The federal and state governments of the United States, realizing the profound effect that a more liberal and frequent policy regarding the death penalty could have upon the level of crime in this country, must make use of this powerful tool. Capital punishment serves as means of curtailing violent crimes, preventing murderers from acting again, and restoring justice and moral order nationwide. Not only will an increased use of the death penalty cause ex-convicts to think twice before committing violent crimes for a second time, but it will also deter future crime.

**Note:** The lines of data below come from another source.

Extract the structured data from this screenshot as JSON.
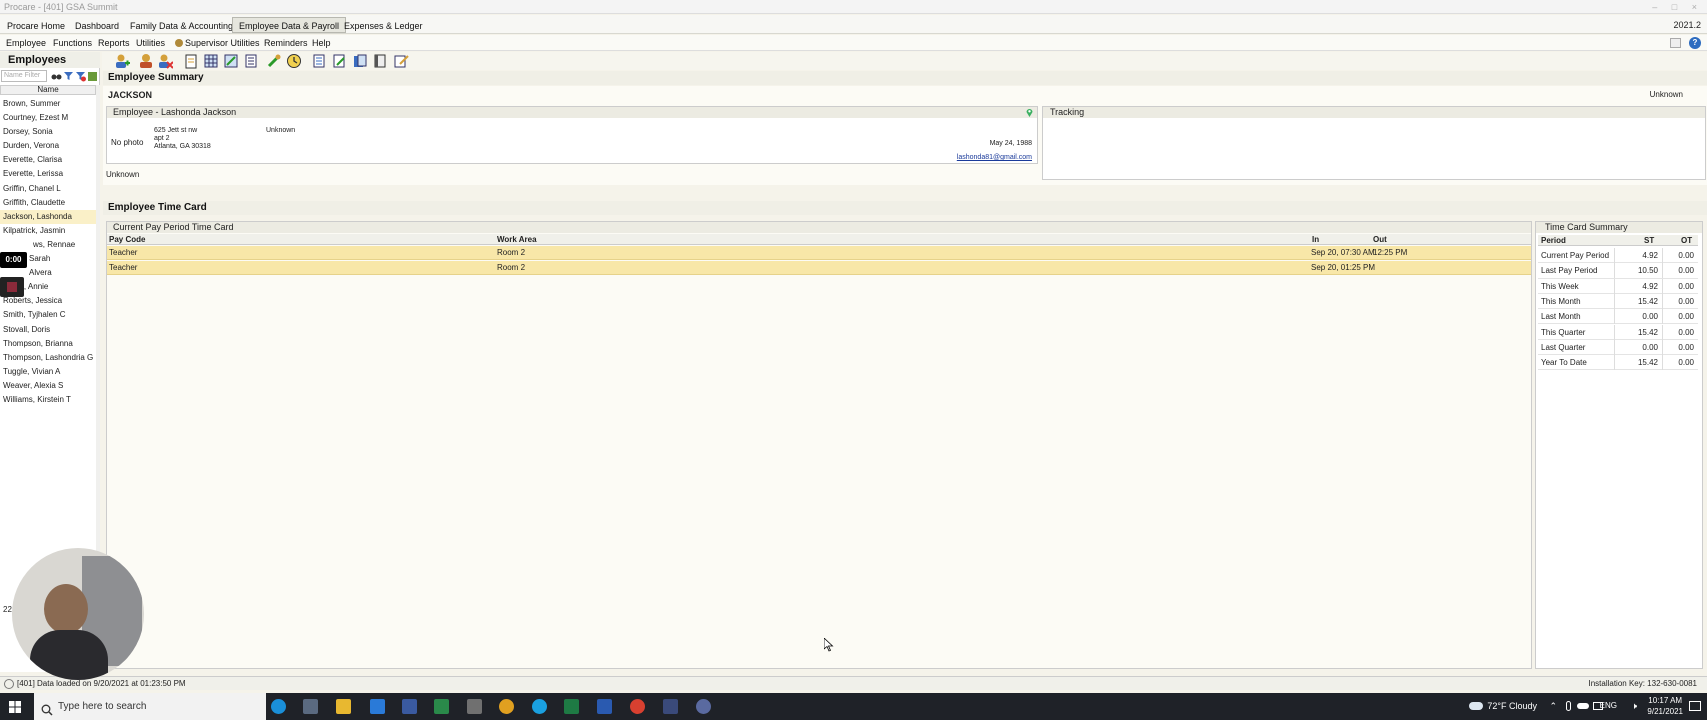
{
  "window": {
    "title": "Procare - [401] GSA Summit",
    "version": "2021.2"
  },
  "main_tabs": [
    "Procare Home",
    "Dashboard",
    "Family Data & Accounting",
    "Employee Data & Payroll",
    "Expenses & Ledger"
  ],
  "menu": {
    "employee": "Employee",
    "functions": "Functions",
    "reports": "Reports",
    "utilities": "Utilities",
    "supervisor": "Supervisor Utilities",
    "reminders": "Reminders",
    "help": "Help"
  },
  "left_panel": {
    "title": "Employees",
    "filter_placeholder": "Name Filter",
    "column_header": "Name",
    "employees": [
      "Brown, Summer",
      "Courtney, Ezest M",
      "Dorsey, Sonia",
      "Durden, Verona",
      "Everette, Clarisa",
      "Everette, Lerissa",
      "Griffin, Chanel L",
      "Griffith, Claudette",
      "Jackson, Lashonda",
      "Kilpatrick, Jasmin",
      "ws, Rennae",
      "Sarah",
      "Alvera",
      "Pyron, Annie",
      "Roberts, Jessica",
      "Smith, Tyjhalen C",
      "Stovall, Doris",
      "Thompson, Brianna",
      "Thompson, Lashondria G",
      "Tuggle, Vivian A",
      "Weaver, Alexia S",
      "Williams, Kirstein T"
    ],
    "selected": "Jackson, Lashonda",
    "count_label": "22 Employe"
  },
  "summary": {
    "title": "Employee Summary",
    "last_name": "JACKSON",
    "status_right": "Unknown",
    "employee_box_title": "Employee - Lashonda Jackson",
    "photo_label": "No photo",
    "address_line1": "625 Jett st nw",
    "address_line2": "apt 2",
    "address_line3": "Atlanta, GA  30318",
    "middle_value": "Unknown",
    "dob": "May 24, 1988",
    "email": "lashonda81@gmail.com",
    "bottom_status": "Unknown",
    "tracking_title": "Tracking"
  },
  "timecard": {
    "title": "Employee Time Card",
    "current_title": "Current Pay Period Time Card",
    "columns": {
      "pay_code": "Pay Code",
      "work_area": "Work Area",
      "in": "In",
      "out": "Out"
    },
    "rows": [
      {
        "pay_code": "Teacher",
        "work_area": "Room 2",
        "in": "Sep 20, 07:30 AM",
        "out": "12:25 PM"
      },
      {
        "pay_code": "Teacher",
        "work_area": "Room 2",
        "in": "Sep 20, 01:25 PM",
        "out": ""
      }
    ]
  },
  "summary_card": {
    "title": "Time Card Summary",
    "columns": {
      "period": "Period",
      "st": "ST",
      "ot": "OT"
    },
    "rows": [
      {
        "period": "Current Pay Period",
        "st": "4.92",
        "ot": "0.00"
      },
      {
        "period": "Last Pay Period",
        "st": "10.50",
        "ot": "0.00"
      },
      {
        "period": "This Week",
        "st": "4.92",
        "ot": "0.00"
      },
      {
        "period": "This Month",
        "st": "15.42",
        "ot": "0.00"
      },
      {
        "period": "Last Month",
        "st": "0.00",
        "ot": "0.00"
      },
      {
        "period": "This Quarter",
        "st": "15.42",
        "ot": "0.00"
      },
      {
        "period": "Last Quarter",
        "st": "0.00",
        "ot": "0.00"
      },
      {
        "period": "Year To Date",
        "st": "15.42",
        "ot": "0.00"
      }
    ]
  },
  "status": {
    "text": "[401] Data loaded on 9/20/2021 at 01:23:50 PM",
    "install_key": "Installation Key: 132-630-0081"
  },
  "taskbar": {
    "search_placeholder": "Type here to search",
    "weather": "72°F  Cloudy",
    "lang": "ENG",
    "time": "10:17 AM",
    "date": "9/21/2021"
  },
  "overlay": {
    "timer": "0:00"
  },
  "colors": {
    "selected_row": "#f8e7a8",
    "panel_bg": "#f5f3ea",
    "taskbar": "#1f2228",
    "link": "#1a3a9a"
  }
}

Individuals will be well aware of the stiff sentence they face if apprehended. In so doing, the more extensive use of the death penalty would create a safer and more just society with a greater sense of moral security. In looking back to previous societies that relied upon the death penalty, such as ancient Athens and the Roman Empire, one realizes the effectiveness of this sentence and its usefulness as a tool for deterring crime. Although there is no punishment that can entirely eliminate violent crime, a more effective use of the death penalty would significantly help. It is not mere coincidence that nearly every major society in recorded history has used capital punishment in one form or another. The United States must allow history to repeat itself and through more severe use of the death penalty, prevent violent crimes within society.
Bibliography
References
Bedau, Hugo Adam. The Death Penalty in America. New York: Oxford University Press;
1982.
Conrad, John P. and Ernest van den Haag. The Death Penalty: A Debate. New York: Plenum Press, 1983.
Goldberg, Stephanie. “Death Penalty.” ABA Journal 73 (1994): 103.
Kaplan, David. “Anger and Ambivalence.” Newsweek,7 August 1995, 24-29.
Kronenwetter, Michael. Capital Punishment. Santa Barbara: ABC-CLIO Inc., 1993.
Stewart, David. “Dealing With Death.” ABA Journal 80 (1994): 50-53.